Sugar bowl: The piece displays an overall pattern of repousséd and chased leaves, tendrils, and grapes. The joints of the raised, inverted pear-shaped body and seamed, curved neck are concealed by a ropelike rusticated vine. The short-stemmed round feet are edged with applied entwined vines, leaves, and grapes. The neck is short and seamed at one of the two handles. The lid is seperate.
Covered creampot: The piece displays an overall pattern of repousséd and chased leaves, tendrils, and grapes.

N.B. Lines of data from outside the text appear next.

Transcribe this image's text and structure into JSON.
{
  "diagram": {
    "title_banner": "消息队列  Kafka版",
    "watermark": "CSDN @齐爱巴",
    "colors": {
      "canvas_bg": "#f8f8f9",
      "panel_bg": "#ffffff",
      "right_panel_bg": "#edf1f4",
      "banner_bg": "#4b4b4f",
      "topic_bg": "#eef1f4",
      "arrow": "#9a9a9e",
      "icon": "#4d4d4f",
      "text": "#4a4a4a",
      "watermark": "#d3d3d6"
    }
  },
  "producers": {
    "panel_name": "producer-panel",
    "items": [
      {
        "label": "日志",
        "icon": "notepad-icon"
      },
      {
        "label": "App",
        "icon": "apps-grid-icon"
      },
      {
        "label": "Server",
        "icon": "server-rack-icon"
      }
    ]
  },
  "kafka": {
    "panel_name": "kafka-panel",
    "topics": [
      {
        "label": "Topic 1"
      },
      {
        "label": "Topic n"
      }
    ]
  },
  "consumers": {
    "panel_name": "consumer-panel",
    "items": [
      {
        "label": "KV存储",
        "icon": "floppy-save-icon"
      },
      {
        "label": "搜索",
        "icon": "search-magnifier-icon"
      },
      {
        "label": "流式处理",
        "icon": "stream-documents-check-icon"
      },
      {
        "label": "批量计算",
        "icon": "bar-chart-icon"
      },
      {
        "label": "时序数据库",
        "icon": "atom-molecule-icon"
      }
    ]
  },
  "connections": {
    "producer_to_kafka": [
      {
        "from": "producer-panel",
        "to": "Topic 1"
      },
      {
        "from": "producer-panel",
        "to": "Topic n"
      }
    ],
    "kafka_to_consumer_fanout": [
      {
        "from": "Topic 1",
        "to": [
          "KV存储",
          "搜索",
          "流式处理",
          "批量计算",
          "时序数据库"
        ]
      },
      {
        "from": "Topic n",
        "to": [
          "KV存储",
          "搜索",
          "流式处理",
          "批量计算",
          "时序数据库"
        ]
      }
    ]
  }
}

The joints of the raised, inverted pear-shaped body and seamed, curved neck are concealed by a ropelike rusticated vine. The short-stemmed round feet are edged with applied entwined vines, leaves, and grapes. It has a high, rather broad lip with a hinged conforming cover.
Waste bowl: The bowl has a hemispherical body with vines, leaves and grapes around the rim and a raised flared conforming foot.
Marks "Wm GALE & SON / NEW-YORK" "G & S" in an oval and "1852" iin a diamond on bottom. Date mark is obscured
Inscriptions"MLT" engraved in looping script on the body.
ProvenanceAccording to family history, the set was presented as a wedding gift in 1853 in Troy, New York, to Maria Louisa Tweedy (1832 – before 1865) upon her marriage to Dexter Oliver Tiffany (b. 1825). However, the initials could indicate the bride’s maiden or married name. The silver descended to their son Dexter O. Tiffany Jr. (b. 1854); to his half-sister Maria Louisa Tiffany (b. 1864) and William Haughton Murray (b. 1860), m. 1887; to their son James O. Murray (b. 1892); and made a gift by his widow.